NEW YORK (Reuters) - A unit of Deutsche Bank AG (DBKGn.DE) won dismissal Thursday of a $330 million mortgage securities lawsuit, in a victory for banks who claim the statute of limitations has expired on many such cases.
A New York state appeals court found that the case was barred by the state’s six-year statute of limitations, ruling that the clock began to run when the contract was executed in 2006.
The decision reversed a May 13 ruling by a lower court, which had found that the statute of limitations did not begin until the bank refused investor demands that it repurchase the defective loans.
Marc Kasowitz, who represented ACE Securities Corp, the bondholder who brought the case, said in an email that he looked forward to “a successful appeal” of Thursday’s ruling.
David Woll, who represented the Deutsche unit, DB Structured Products Inc, declined to comment.
The decision is a victory for some banks facing claims by bondholders over residential mortgage-backed securities issued in the run-up to the 2008 financial crisis.
The ruling “will have an impact on numerous existing cases as well as limiting new cases because most of the securitizations at issue occurred more than six years ago,” Scott Musoff, a lawyer who is involved in similar cases, said in an interview.
Musoff is not involved in the DB Structured Products case, but represents other financial institutions facing similar claims.
In Thursday’s decision, a unanimous four-judge appeals panel ruled that the lower court “erred in finding that plaintiff’s claims did not accrue until defendant either failed to timely cure or repurchase a defective mortgage loan.”

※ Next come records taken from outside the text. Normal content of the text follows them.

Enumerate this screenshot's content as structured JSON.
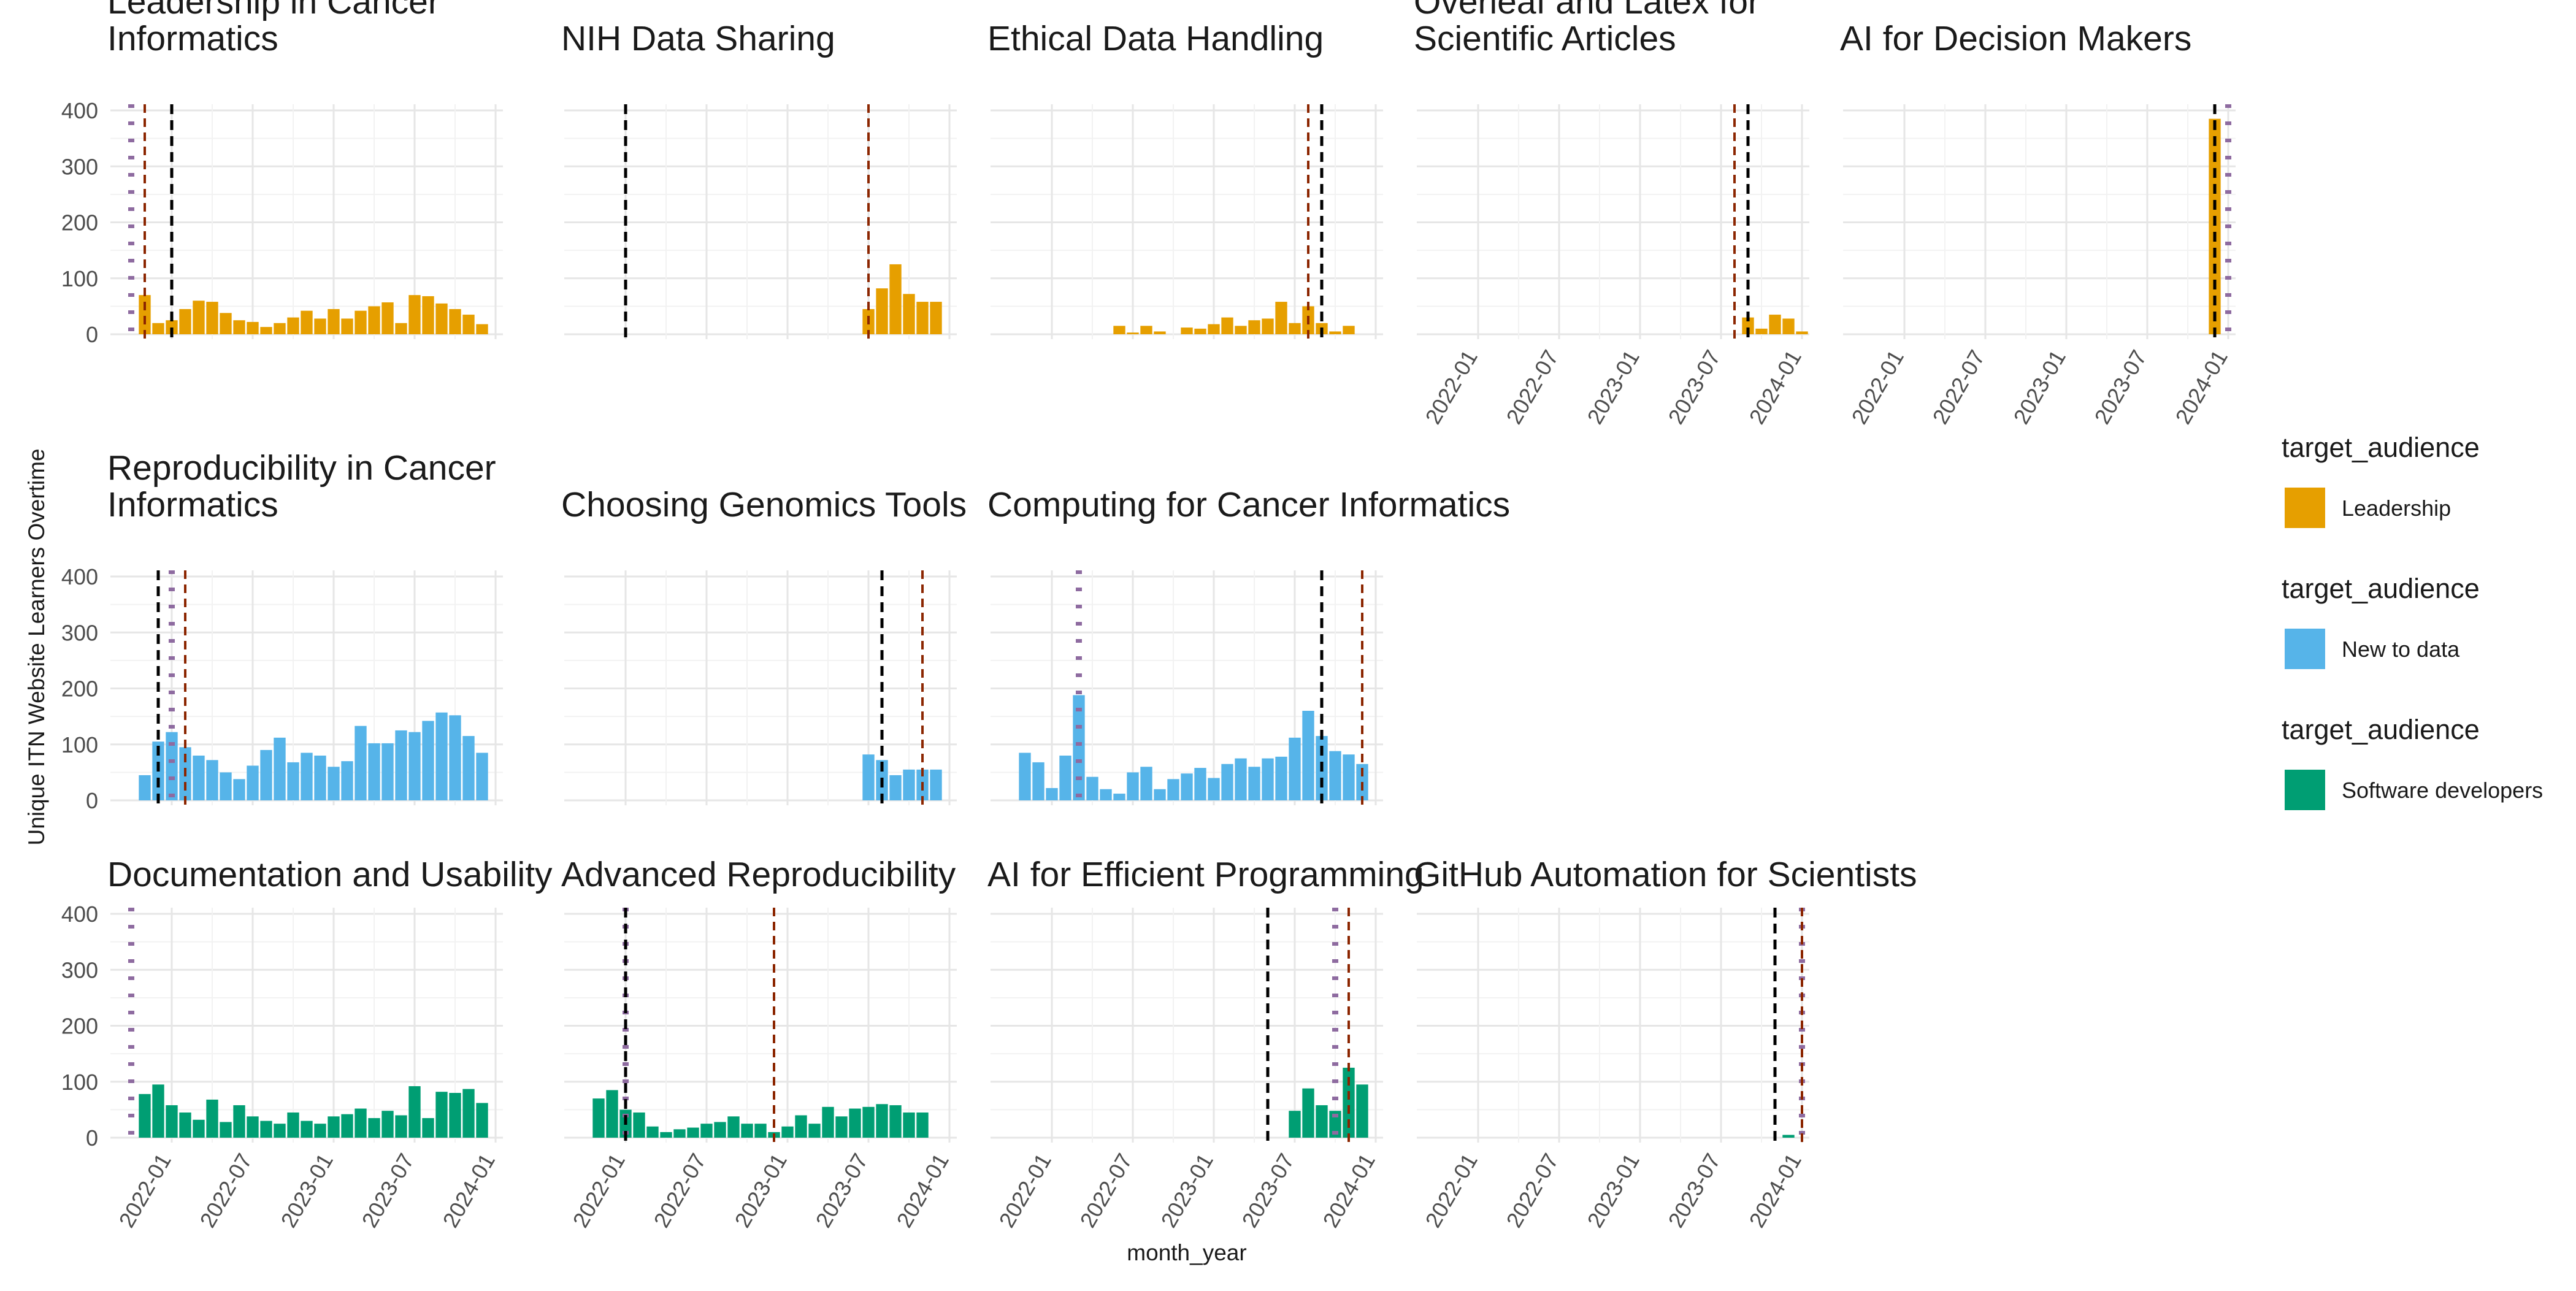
{
  "chart_data": {
    "type": "bar",
    "ylabel": "Unique ITN Website Learners Overtime",
    "xlabel": "month_year",
    "ylim": [
      0,
      400
    ],
    "y_ticks": [
      0,
      100,
      200,
      300,
      400
    ],
    "x_ticks": [
      "2022-01",
      "2022-07",
      "2023-01",
      "2023-07",
      "2024-01"
    ],
    "x_range": [
      "2021-09",
      "2024-01"
    ],
    "grid": true,
    "legend_position": "right",
    "legend": [
      {
        "title": "target_audience",
        "label": "Leadership",
        "color": "#E69F00"
      },
      {
        "title": "target_audience",
        "label": "New to data",
        "color": "#56B4E9"
      },
      {
        "title": "target_audience",
        "label": "Software developers",
        "color": "#009E73"
      }
    ],
    "line_colors": {
      "black": "#000000",
      "red": "#8B2500",
      "purple": "#8E6BA0"
    },
    "panels": [
      {
        "title": "Leadership in Cancer\nInformatics",
        "audience": "Leadership",
        "bars": {
          "start": "2021-11",
          "values": [
            70,
            20,
            25,
            45,
            60,
            58,
            38,
            25,
            22,
            13,
            20,
            30,
            42,
            28,
            45,
            28,
            42,
            50,
            57,
            20,
            70,
            68,
            55,
            45,
            35,
            18
          ]
        },
        "vlines": {
          "black": "2022-01",
          "red": "2021-11",
          "purple": "2021-10"
        }
      },
      {
        "title": "NIH Data Sharing",
        "audience": "Leadership",
        "bars": {
          "start": "2023-07",
          "values": [
            45,
            82,
            125,
            72,
            58,
            58
          ]
        },
        "vlines": {
          "black": "2022-01",
          "red": "2023-07"
        }
      },
      {
        "title": "Ethical Data Handling",
        "audience": "Leadership",
        "bars": {
          "start": "2022-06",
          "values": [
            15,
            3,
            15,
            5,
            0,
            12,
            10,
            18,
            30,
            15,
            25,
            28,
            58,
            20,
            50,
            20,
            5,
            15
          ]
        },
        "vlines": {
          "black": "2023-09",
          "red": "2023-08"
        }
      },
      {
        "title": "Overleaf and Latex for\nScientific Articles",
        "audience": "Leadership",
        "bars": {
          "start": "2023-09",
          "values": [
            30,
            10,
            35,
            28,
            5
          ]
        },
        "vlines": {
          "black": "2023-09",
          "red": "2023-08"
        }
      },
      {
        "title": "AI for Decision Makers",
        "audience": "Leadership",
        "bars": {
          "start": "2023-12",
          "values": [
            385
          ]
        },
        "vlines": {
          "black": "2023-12",
          "purple": "2024-01"
        }
      },
      {
        "title": "Reproducibility in Cancer\nInformatics",
        "audience": "New to data",
        "bars": {
          "start": "2021-11",
          "values": [
            45,
            105,
            122,
            95,
            80,
            72,
            50,
            38,
            62,
            90,
            112,
            68,
            85,
            80,
            60,
            70,
            133,
            102,
            102,
            125,
            122,
            142,
            157,
            152,
            115,
            85
          ]
        },
        "vlines": {
          "black": "2021-12",
          "red": "2022-02",
          "purple": "2022-01"
        }
      },
      {
        "title": "Choosing Genomics Tools",
        "audience": "New to data",
        "bars": {
          "start": "2023-07",
          "values": [
            82,
            72,
            45,
            55,
            55,
            55
          ]
        },
        "vlines": {
          "black": "2023-08",
          "red": "2023-11"
        }
      },
      {
        "title": "Computing for Cancer Informatics",
        "audience": "New to data",
        "bars": {
          "start": "2021-11",
          "values": [
            85,
            68,
            22,
            80,
            188,
            42,
            20,
            12,
            50,
            60,
            20,
            38,
            48,
            58,
            40,
            65,
            75,
            60,
            75,
            78,
            112,
            160,
            115,
            88,
            82,
            65
          ]
        },
        "vlines": {
          "black": "2023-09",
          "red": "2023-12",
          "purple": "2022-03"
        }
      },
      {
        "title": "Documentation and Usability",
        "audience": "Software developers",
        "bars": {
          "start": "2021-11",
          "values": [
            78,
            95,
            58,
            45,
            32,
            68,
            28,
            58,
            38,
            30,
            25,
            45,
            30,
            25,
            38,
            42,
            52,
            35,
            48,
            40,
            92,
            35,
            82,
            80,
            87,
            62
          ]
        },
        "vlines": {
          "purple": "2021-10"
        }
      },
      {
        "title": "Advanced Reproducibility",
        "audience": "Software developers",
        "bars": {
          "start": "2021-11",
          "values": [
            70,
            85,
            50,
            45,
            20,
            10,
            15,
            18,
            25,
            28,
            38,
            25,
            25,
            10,
            20,
            40,
            25,
            55,
            38,
            52,
            55,
            60,
            58,
            45,
            45
          ]
        },
        "vlines": {
          "black": "2022-01",
          "red": "2022-12",
          "purple": "2022-01"
        }
      },
      {
        "title": "AI for Efficient Programming",
        "audience": "Software developers",
        "bars": {
          "start": "2023-07",
          "values": [
            48,
            88,
            58,
            48,
            125,
            95
          ]
        },
        "vlines": {
          "black": "2023-05",
          "red": "2023-11",
          "purple": "2023-10"
        }
      },
      {
        "title": "GitHub Automation for Scientists",
        "audience": "Software developers",
        "bars": {
          "start": "2023-12",
          "values": [
            5
          ]
        },
        "vlines": {
          "black": "2023-11",
          "red": "2024-01",
          "purple": "2024-01"
        }
      }
    ]
  }
}
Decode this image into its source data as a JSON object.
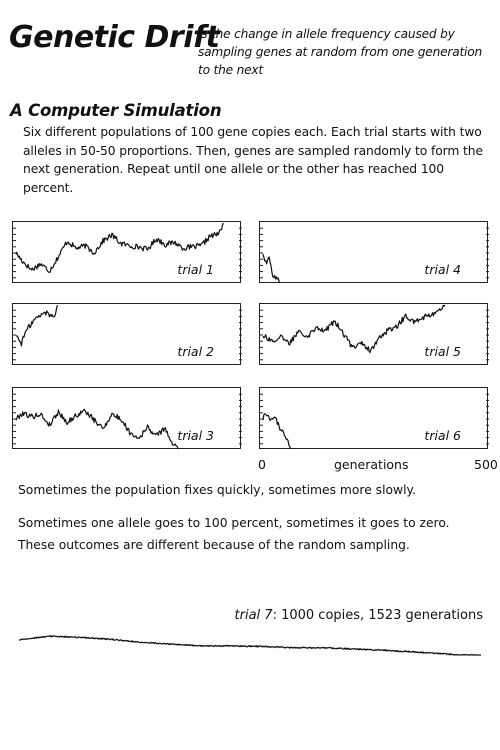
{
  "header": {
    "title": "Genetic Drift",
    "definition": "is the change in allele frequency caused by sampling genes at random from one generation to the next"
  },
  "simulation": {
    "heading": "A Computer Simulation",
    "description": "Six different populations of 100 gene copies each.  Each trial starts with two alleles in 50-50 proportions.  Then, genes are sampled randomly to form the next generation.  Repeat until one allele or the other has reached 100 percent."
  },
  "notes": {
    "fix_speed": "Sometimes the population fixes quickly, sometimes more slowly.",
    "outcome_line1": "Sometimes one allele goes to 100 percent, sometimes it goes to zero.",
    "outcome_line2": "These outcomes are different because of the random sampling."
  },
  "trial7": {
    "name": "trial 7",
    "detail": ": 1000 copies, 1523 generations"
  },
  "chart_data": [
    {
      "type": "line",
      "x_axis": {
        "min_label": "0",
        "label": "generations",
        "max_label": "500",
        "range": [
          0,
          500
        ]
      },
      "y_range": [
        0,
        100
      ],
      "series": [
        {
          "name": "trial 1",
          "fixation_generation": 465,
          "outcome": 100,
          "values": [
            [
              0,
              50
            ],
            [
              15,
              36
            ],
            [
              35,
              22
            ],
            [
              55,
              32
            ],
            [
              75,
              20
            ],
            [
              95,
              44
            ],
            [
              115,
              70
            ],
            [
              135,
              58
            ],
            [
              155,
              62
            ],
            [
              175,
              50
            ],
            [
              195,
              70
            ],
            [
              215,
              80
            ],
            [
              235,
              66
            ],
            [
              255,
              62
            ],
            [
              275,
              60
            ],
            [
              295,
              56
            ],
            [
              315,
              74
            ],
            [
              335,
              64
            ],
            [
              355,
              68
            ],
            [
              375,
              58
            ],
            [
              395,
              60
            ],
            [
              415,
              62
            ],
            [
              435,
              78
            ],
            [
              455,
              82
            ],
            [
              465,
              100
            ]
          ]
        },
        {
          "name": "trial 2",
          "fixation_generation": 93,
          "outcome": 100,
          "values": [
            [
              0,
              50
            ],
            [
              12,
              36
            ],
            [
              22,
              56
            ],
            [
              35,
              70
            ],
            [
              45,
              78
            ],
            [
              55,
              82
            ],
            [
              65,
              88
            ],
            [
              75,
              84
            ],
            [
              85,
              80
            ],
            [
              93,
              100
            ]
          ]
        },
        {
          "name": "trial 3",
          "fixation_generation": 365,
          "outcome": 0,
          "values": [
            [
              0,
              50
            ],
            [
              15,
              60
            ],
            [
              35,
              54
            ],
            [
              55,
              58
            ],
            [
              75,
              40
            ],
            [
              95,
              62
            ],
            [
              115,
              44
            ],
            [
              135,
              56
            ],
            [
              155,
              64
            ],
            [
              175,
              48
            ],
            [
              195,
              34
            ],
            [
              215,
              58
            ],
            [
              235,
              50
            ],
            [
              255,
              28
            ],
            [
              275,
              18
            ],
            [
              295,
              36
            ],
            [
              315,
              22
            ],
            [
              335,
              36
            ],
            [
              345,
              12
            ],
            [
              355,
              8
            ],
            [
              365,
              0
            ]
          ]
        },
        {
          "name": "trial 4",
          "fixation_generation": 38,
          "outcome": 0,
          "values": [
            [
              0,
              50
            ],
            [
              8,
              30
            ],
            [
              14,
              44
            ],
            [
              20,
              16
            ],
            [
              28,
              10
            ],
            [
              38,
              0
            ]
          ]
        },
        {
          "name": "trial 5",
          "fixation_generation": 408,
          "outcome": 100,
          "values": [
            [
              0,
              50
            ],
            [
              20,
              40
            ],
            [
              40,
              46
            ],
            [
              60,
              36
            ],
            [
              80,
              58
            ],
            [
              100,
              48
            ],
            [
              120,
              64
            ],
            [
              140,
              56
            ],
            [
              160,
              74
            ],
            [
              180,
              52
            ],
            [
              200,
              30
            ],
            [
              220,
              38
            ],
            [
              240,
              24
            ],
            [
              260,
              44
            ],
            [
              280,
              58
            ],
            [
              300,
              64
            ],
            [
              320,
              82
            ],
            [
              340,
              70
            ],
            [
              360,
              80
            ],
            [
              380,
              84
            ],
            [
              400,
              92
            ],
            [
              408,
              100
            ]
          ]
        },
        {
          "name": "trial 6",
          "fixation_generation": 62,
          "outcome": 0,
          "values": [
            [
              0,
              50
            ],
            [
              6,
              62
            ],
            [
              12,
              56
            ],
            [
              20,
              48
            ],
            [
              28,
              54
            ],
            [
              36,
              36
            ],
            [
              44,
              30
            ],
            [
              52,
              20
            ],
            [
              62,
              0
            ]
          ]
        }
      ]
    },
    {
      "type": "line",
      "series": [
        {
          "name": "trial 7",
          "population_copies": 1000,
          "generations": 1523,
          "outcome": 0,
          "values": [
            [
              0,
              50
            ],
            [
              100,
              62
            ],
            [
              200,
              58
            ],
            [
              300,
              52
            ],
            [
              400,
              42
            ],
            [
              500,
              36
            ],
            [
              600,
              30
            ],
            [
              700,
              30
            ],
            [
              800,
              28
            ],
            [
              900,
              24
            ],
            [
              1000,
              24
            ],
            [
              1100,
              20
            ],
            [
              1200,
              16
            ],
            [
              1300,
              10
            ],
            [
              1400,
              4
            ],
            [
              1450,
              0
            ],
            [
              1523,
              0
            ]
          ]
        }
      ]
    }
  ]
}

To the contrary, “the claims accrued on the closing date” of the mortgage loan purchase agreement, according to the decision, which was unsigned.
The court also found the action was not timely for other reasons. For one thing, the bondholders didn’t give the bank the 60 and 90-day periods to cure or repurchase the underlying mortgages before filing their summons in March 2012, as the agreement required.
For another, the court ruled the investors whose bonds were held in a trust lacked standing to commence the action on behalf of the trust.
The bondholders later substituted the trustee as plaintiff, but that did not make the September 2012 complaint timely, the court said.